Referral Management & Documentation:

  • Create and manage referrals to HRSN service providers, ensuring accurate documentation in the member’s Social Care Plan.
  • Use designated technology platforms (CHANNEL, AWARDS, Events Form) to document member eligibility, outreach efforts, referral outcomes, and case notes.
  • Monitor and track referrals to ensure successful connections and follow-up care.

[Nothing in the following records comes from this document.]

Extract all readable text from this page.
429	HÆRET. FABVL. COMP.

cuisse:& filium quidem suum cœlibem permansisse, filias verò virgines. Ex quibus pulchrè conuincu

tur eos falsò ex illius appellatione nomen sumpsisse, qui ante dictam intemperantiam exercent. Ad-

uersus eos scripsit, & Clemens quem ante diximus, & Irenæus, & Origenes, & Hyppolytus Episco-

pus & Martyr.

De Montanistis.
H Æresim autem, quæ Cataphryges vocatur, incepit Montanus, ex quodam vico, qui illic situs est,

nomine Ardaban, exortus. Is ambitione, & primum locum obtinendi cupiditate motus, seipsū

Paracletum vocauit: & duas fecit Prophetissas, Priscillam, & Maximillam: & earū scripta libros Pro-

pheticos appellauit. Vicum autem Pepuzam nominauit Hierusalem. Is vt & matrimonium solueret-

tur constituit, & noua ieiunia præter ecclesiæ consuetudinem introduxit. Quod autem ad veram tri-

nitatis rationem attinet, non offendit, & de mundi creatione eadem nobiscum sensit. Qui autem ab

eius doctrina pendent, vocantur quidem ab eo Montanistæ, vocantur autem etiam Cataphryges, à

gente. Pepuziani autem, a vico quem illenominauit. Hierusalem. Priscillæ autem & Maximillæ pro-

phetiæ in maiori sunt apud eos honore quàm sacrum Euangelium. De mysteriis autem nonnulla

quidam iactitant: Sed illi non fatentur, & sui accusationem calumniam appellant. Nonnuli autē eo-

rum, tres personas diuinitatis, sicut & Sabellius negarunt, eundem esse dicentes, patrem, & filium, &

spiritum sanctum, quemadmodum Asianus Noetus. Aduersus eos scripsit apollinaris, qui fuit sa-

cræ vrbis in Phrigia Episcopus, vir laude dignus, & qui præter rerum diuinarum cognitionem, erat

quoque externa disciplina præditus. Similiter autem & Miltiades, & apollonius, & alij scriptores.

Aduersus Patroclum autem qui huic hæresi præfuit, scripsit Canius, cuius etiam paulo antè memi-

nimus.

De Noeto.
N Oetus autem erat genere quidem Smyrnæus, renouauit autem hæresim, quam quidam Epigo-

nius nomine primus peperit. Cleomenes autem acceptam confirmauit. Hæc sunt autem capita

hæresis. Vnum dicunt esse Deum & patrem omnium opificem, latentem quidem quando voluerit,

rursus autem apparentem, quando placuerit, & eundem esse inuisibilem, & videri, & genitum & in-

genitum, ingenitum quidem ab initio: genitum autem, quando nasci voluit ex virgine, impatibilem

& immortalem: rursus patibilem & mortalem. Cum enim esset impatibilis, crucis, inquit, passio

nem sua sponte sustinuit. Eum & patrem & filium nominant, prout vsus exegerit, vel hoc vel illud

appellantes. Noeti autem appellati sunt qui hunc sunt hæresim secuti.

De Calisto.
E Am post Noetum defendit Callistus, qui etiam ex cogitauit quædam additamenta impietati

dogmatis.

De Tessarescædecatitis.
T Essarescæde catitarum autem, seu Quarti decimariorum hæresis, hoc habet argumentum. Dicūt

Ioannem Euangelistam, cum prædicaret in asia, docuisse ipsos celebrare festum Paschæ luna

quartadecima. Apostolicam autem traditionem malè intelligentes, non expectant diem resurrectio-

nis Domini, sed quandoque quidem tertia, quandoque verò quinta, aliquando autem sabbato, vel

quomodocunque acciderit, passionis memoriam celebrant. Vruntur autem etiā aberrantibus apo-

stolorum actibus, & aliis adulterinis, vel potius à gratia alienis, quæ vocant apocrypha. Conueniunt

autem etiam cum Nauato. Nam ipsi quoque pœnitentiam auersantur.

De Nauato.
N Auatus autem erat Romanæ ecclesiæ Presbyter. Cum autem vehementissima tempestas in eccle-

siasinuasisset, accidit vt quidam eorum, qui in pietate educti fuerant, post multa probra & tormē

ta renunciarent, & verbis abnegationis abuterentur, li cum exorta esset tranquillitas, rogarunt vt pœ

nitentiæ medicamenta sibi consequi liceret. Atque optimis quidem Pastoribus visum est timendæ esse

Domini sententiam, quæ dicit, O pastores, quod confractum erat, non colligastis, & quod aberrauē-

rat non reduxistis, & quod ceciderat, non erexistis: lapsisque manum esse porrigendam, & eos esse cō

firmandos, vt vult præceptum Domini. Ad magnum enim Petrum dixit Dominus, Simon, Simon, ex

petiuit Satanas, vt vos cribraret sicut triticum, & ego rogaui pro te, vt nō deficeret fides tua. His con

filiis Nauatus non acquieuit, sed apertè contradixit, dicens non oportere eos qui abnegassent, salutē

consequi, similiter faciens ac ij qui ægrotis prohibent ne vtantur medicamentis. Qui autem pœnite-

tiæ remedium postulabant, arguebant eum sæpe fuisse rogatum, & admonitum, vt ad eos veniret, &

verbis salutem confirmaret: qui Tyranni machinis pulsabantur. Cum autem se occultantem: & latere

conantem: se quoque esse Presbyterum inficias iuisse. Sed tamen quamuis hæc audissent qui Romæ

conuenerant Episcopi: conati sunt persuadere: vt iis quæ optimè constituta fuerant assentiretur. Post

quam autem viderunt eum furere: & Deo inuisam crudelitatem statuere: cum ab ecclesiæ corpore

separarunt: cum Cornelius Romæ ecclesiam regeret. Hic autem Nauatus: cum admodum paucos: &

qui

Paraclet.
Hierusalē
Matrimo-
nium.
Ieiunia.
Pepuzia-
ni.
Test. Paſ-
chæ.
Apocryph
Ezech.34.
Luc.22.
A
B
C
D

Collaboration & Reporting:

  • Work closely with team members, partner-based navigators/CHWs, and community organizations to manage members with complex needs.
  • Report outreach, navigation updates, and case progress to supervisors.
  • Participate in weekly care team meetings and other discussions to review outcomes and performance metrics.
  • Perform all functions in alignment with CHASI’s Mission, Vision, and Core Values
  • Other duties as assigned


Requirements:

QUALIFICATIONS:

  • High School Diploma or Equivalency or GED required.
  • Community Health Worker certificate preferred.
  • Bilingual- Spanish required.
  • At least 2 years of experience demonstrating strong communication skills with the ability to engage effectively with community members of diverse educational backgrounds and health literacy levels, as well as service providers and other stakeholders.
  • Ability to effectively communicate with community members of varying levels of education, health literacy and understanding.
  • Ability to navigate complex service delivery systems and facilitate service coordination.· Demonstrated ability to influence others while motivating positive change. · Experience documenting and managing referrals in digital systems.


CHASI is an equal opportunity employer and is committed to hiring and supporting a diverse staff. All qualified applicants will be afforded equal employment opportunities without discrimination because of race, religion, color, national origin, sex, sexual orientation, gender identity, age, genetic information, disability or marital status.